Lutter contre le vent et rire avec la nuit as Lutter contre le vent et rire avec la nuit
J’ai longtemps hésité avant de franchir le seuil tremblotant de cette pièce perchée au sommet d’une tourelle de glace du château. Cette pièce avait l’air si étrange. Elle me donnait, sans que je sache pourquoi, l’envie de m’enfuir mais me murmurait d’entrer sans crainte. J’ai finalement fais un pas en avant.
Pour tomber dans un gouffre sans fond, d’un or aveuglant. Pour murmurer « La vie est si belle lorsque l’on meurt… ». Pour m’endormir alors que la vitesse que mon corps subissait dans sa chute allait en s’accentuant toujours plus. Pour ouvrir les yeux sur d’innombrables miroirs ondulant comme une eau troublée. Pour me sentir assoiffée alors que je nageais dans une eau claire et que des gouttes translucides perlaient sur mon visage. Pour me sentir tractée vers le bas, alors que j’étais transportée dans les airs.

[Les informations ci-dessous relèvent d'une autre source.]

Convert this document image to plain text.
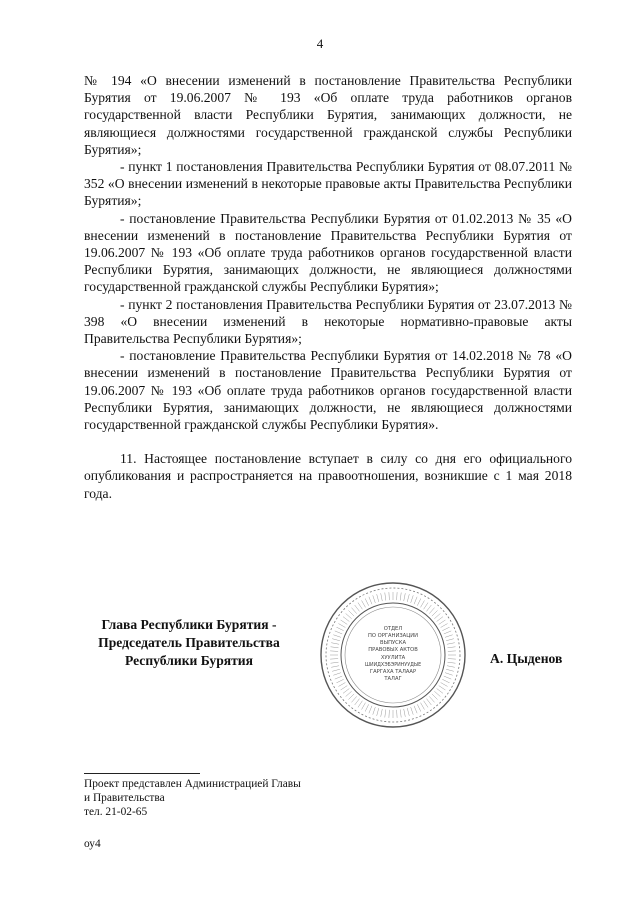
4

№ 194 «О внесении изменений в постановление Правительства Республики Бурятия от 19.06.2007 № 193 «Об оплате труда работников органов государственной власти Республики Бурятия, занимающих должности, не являющиеся должностями государственной гражданской службы Республики Бурятия»;

- пункт 1 постановления Правительства Республики Бурятия от 08.07.2011 № 352 «О внесении изменений в некоторые правовые акты Правительства Республики Бурятия»;

- постановление Правительства Республики Бурятия от 01.02.2013 № 35 «О внесении изменений в постановление Правительства Республики Бурятия от 19.06.2007 № 193 «Об оплате труда работников органов государственной власти Республики Бурятия, занимающих должности, не являющиеся должностями государственной гражданской службы Республики Бурятия»;

- пункт 2 постановления Правительства Республики Бурятия от 23.07.2013 № 398 «О внесении изменений в некоторые нормативно-правовые акты Правительства Республики Бурятия»;

- постановление Правительства Республики Бурятия от 14.02.2018 № 78 «О внесении изменений в постановление Правительства Республики Бурятия от 19.06.2007 № 193 «Об оплате труда работников органов государственной власти Республики Бурятия, занимающих должности, не являющиеся должностями государственной гражданской службы Республики Бурятия».

11. Настоящее постановление вступает в силу со дня его официального опубликования и распространяется на правоотношения, возникшие с 1 мая 2018 года.

Глава Республики Бурятия -
Председатель Правительства
Республики Бурятия
ОТДЕЛ
ПО ОРГАНИЗАЦИИ
ВЫПУСКА
ПРАВОВЫХ АКТОВ
ХУУЛИТА
ШИИДХЭБЭРИНУУДЫЕ
ГАРГАХА ТАЛААР
ТАЛАГ
А. Цыденов
Проект представлен Администрацией Главы
и Правительства
тел. 21-02-65
оу4
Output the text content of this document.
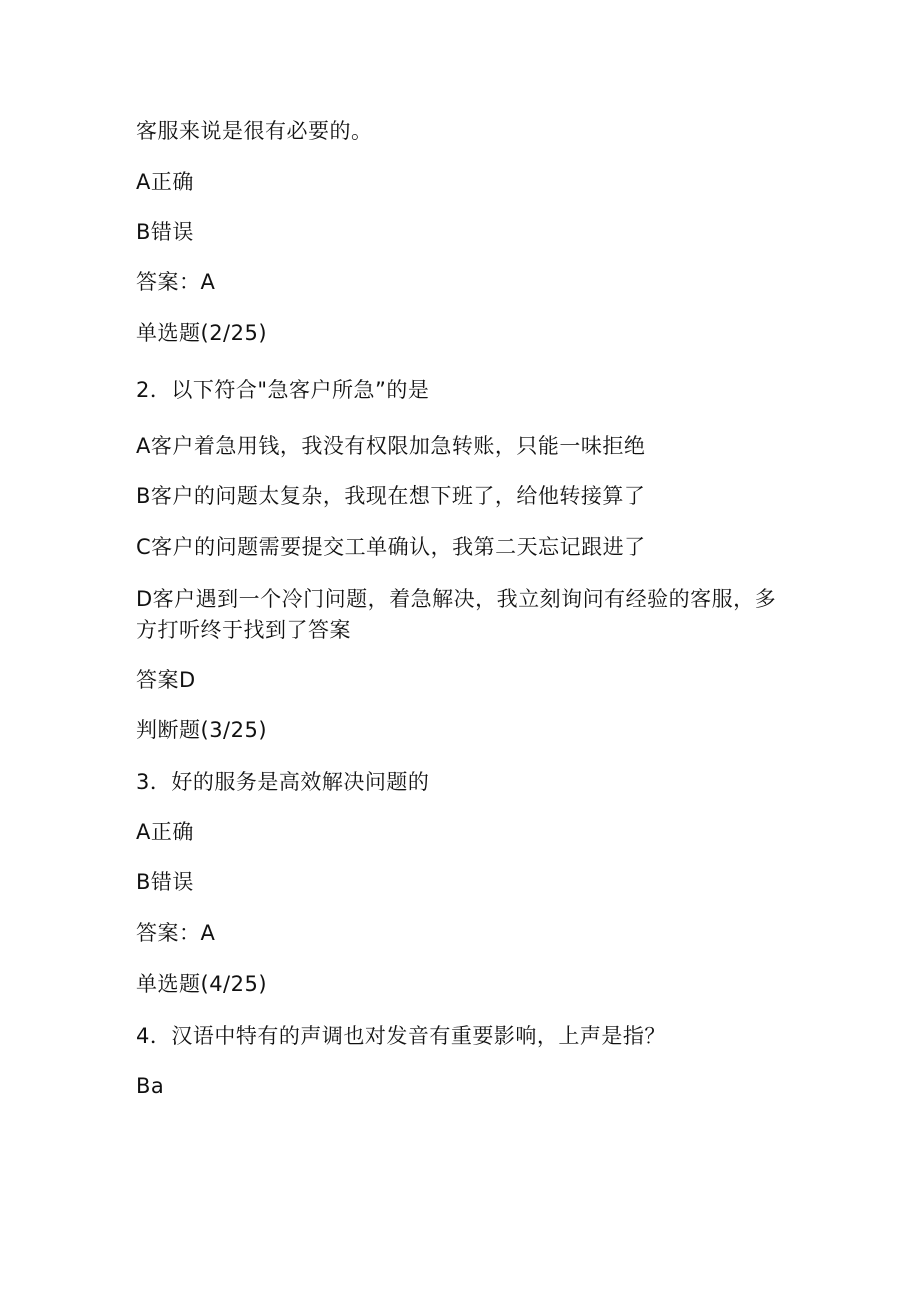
客服来说是很有必要的。
A正确
B错误
答案：A
单选题(2/25)
2．以下符合"急客户所急”的是
A客户着急用钱，我没有权限加急转账，只能一味拒绝
B客户的问题太复杂，我现在想下班了，给他转接算了
C客户的问题需要提交工单确认，我第二天忘记跟进了
D客户遇到一个冷门问题，着急解决，我立刻询问有经验的客服，多方打听终于找到了答案
答案D
判断题(3/25)
3．好的服务是高效解决问题的
A正确
B错误
答案：A
单选题(4/25)
4．汉语中特有的声调也对发音有重要影响，上声是指？
Ba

Et puis j’ai eu un sursaut. Enfin, pas moi. La pièce. Elle s’est mise à tourner, à fondre, à se tordre, tandis qu’un sol de verre d’une transparence irréelle se glissait sous mes pieds. J’ai crus percevoir un sanglot. Une tristesse d’une intensité si grande qu’elle semblait émaner de six cents individus à la fois secoua mon corps. La pièce s’est immobilisée et s’est teintée de bleu. Un bleu qui imitait parfaitement celui de l’océan. Une baleine a jalli de l’eau, m’envoyant une gerbe d’écume. Où étais-je ? Impossible d’être dans une pièce, dans un lieu autre que le pont d’un navire. Et pourtant. Une brume s’est étalée brusquement à la surface de l’eau, masquant tout à mes yeux, m’enveloppant de froideur. Je me suis réveillée. Sur mes pieds. Dans une pièce de glace. Dans l’unique pièce de la plus haute tour du château. Je suis sortie en chancelant. La porte s’est fermée. Et j’ai sentis un souffle d’une force inimaginable filtrer de sous celle-ci. Quand j’ai voulu par curiosité rouvrir le lourd bâtant de glace ornée de fer forgé, je n’ai pas pu la faire bouger d’un milimètre. Impossible de l’ouvrir. À se demander si elle s’était ouverte un jour.